I also remember Mud School. Mush and especially Penn had the same thing. Most of it's online. Most of it's helpful. If you remember the "Free Code Room", I stole that from TinyTIM's "MushRoom" (puns and puns). Maybe it is time to stop constricting build quota.
@Lotherio said in How does a Mu* become successful?:
Also @Thenomain mentioned considering changing from pages to grid wandering.
I am an Explorer. Above all else, I like finding new places, new things, new people, new ideas, new events, new new new. If I can't find it, I make it. (Coder, duh.) If I can't find it or make it, I get belligerent and sulk and sometimes I lash out. It's a problem and therefore it must be solved, and if I can't solve it then why am I there?
But I'm curious if MUSH could benefit from some of these concepts, dark grid, unfindable, interactive descriptions.
See Above: Been there done that. Right now the culture in WoD Mushes (specifically WoD Mushes even if they're running Chronicles) is to kill the OOC Drama. That doesn't mean you can't try, but I don't think that will be the tipping point to gain or lose players. I think the game's culture does that, the goal, the interactivity, the staff.
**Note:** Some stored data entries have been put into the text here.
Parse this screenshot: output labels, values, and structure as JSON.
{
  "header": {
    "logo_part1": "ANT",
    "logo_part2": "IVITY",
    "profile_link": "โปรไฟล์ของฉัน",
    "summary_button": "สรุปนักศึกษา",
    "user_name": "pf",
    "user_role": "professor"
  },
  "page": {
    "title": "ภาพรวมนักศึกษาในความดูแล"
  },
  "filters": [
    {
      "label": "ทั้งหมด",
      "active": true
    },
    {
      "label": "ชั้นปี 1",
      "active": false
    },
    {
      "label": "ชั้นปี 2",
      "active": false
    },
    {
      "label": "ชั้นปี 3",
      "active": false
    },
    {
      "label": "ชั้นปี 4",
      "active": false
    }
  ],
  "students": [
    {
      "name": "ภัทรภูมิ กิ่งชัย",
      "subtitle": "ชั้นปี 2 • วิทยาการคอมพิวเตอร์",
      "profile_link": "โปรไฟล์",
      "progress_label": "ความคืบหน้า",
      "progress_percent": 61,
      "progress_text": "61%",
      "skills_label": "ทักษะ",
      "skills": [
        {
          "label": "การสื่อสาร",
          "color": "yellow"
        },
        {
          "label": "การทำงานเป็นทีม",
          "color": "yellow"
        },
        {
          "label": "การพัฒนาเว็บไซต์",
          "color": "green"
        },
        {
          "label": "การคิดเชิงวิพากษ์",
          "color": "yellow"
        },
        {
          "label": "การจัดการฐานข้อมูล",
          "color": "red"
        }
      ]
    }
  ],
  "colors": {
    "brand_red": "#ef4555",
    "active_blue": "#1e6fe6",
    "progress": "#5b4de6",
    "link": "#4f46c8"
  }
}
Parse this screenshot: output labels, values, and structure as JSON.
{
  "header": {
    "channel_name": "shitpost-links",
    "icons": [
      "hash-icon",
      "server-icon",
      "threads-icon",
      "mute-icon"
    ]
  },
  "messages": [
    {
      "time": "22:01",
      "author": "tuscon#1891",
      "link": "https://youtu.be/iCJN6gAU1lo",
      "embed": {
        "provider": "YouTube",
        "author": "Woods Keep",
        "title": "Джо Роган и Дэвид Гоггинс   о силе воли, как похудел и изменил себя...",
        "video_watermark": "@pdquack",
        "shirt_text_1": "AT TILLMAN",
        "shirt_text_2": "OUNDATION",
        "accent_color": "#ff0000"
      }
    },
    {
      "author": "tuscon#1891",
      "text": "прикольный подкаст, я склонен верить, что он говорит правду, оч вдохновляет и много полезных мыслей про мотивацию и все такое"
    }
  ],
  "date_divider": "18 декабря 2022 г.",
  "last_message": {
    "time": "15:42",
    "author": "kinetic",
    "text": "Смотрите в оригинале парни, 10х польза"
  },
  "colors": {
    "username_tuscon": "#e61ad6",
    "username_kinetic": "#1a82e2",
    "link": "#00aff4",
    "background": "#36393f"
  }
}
TL;DR: Mushes have become RPG Game System Simulators where Theme is King. They can be anything, but this is what they ended up being. Most people here are WoD Mushers which also skews what we talk about to a kind of insular community, and sadly sometimes an echo-chamber. This number is changing, and at a nice pace, and I welcome the new more open world of talking about game implementation in general.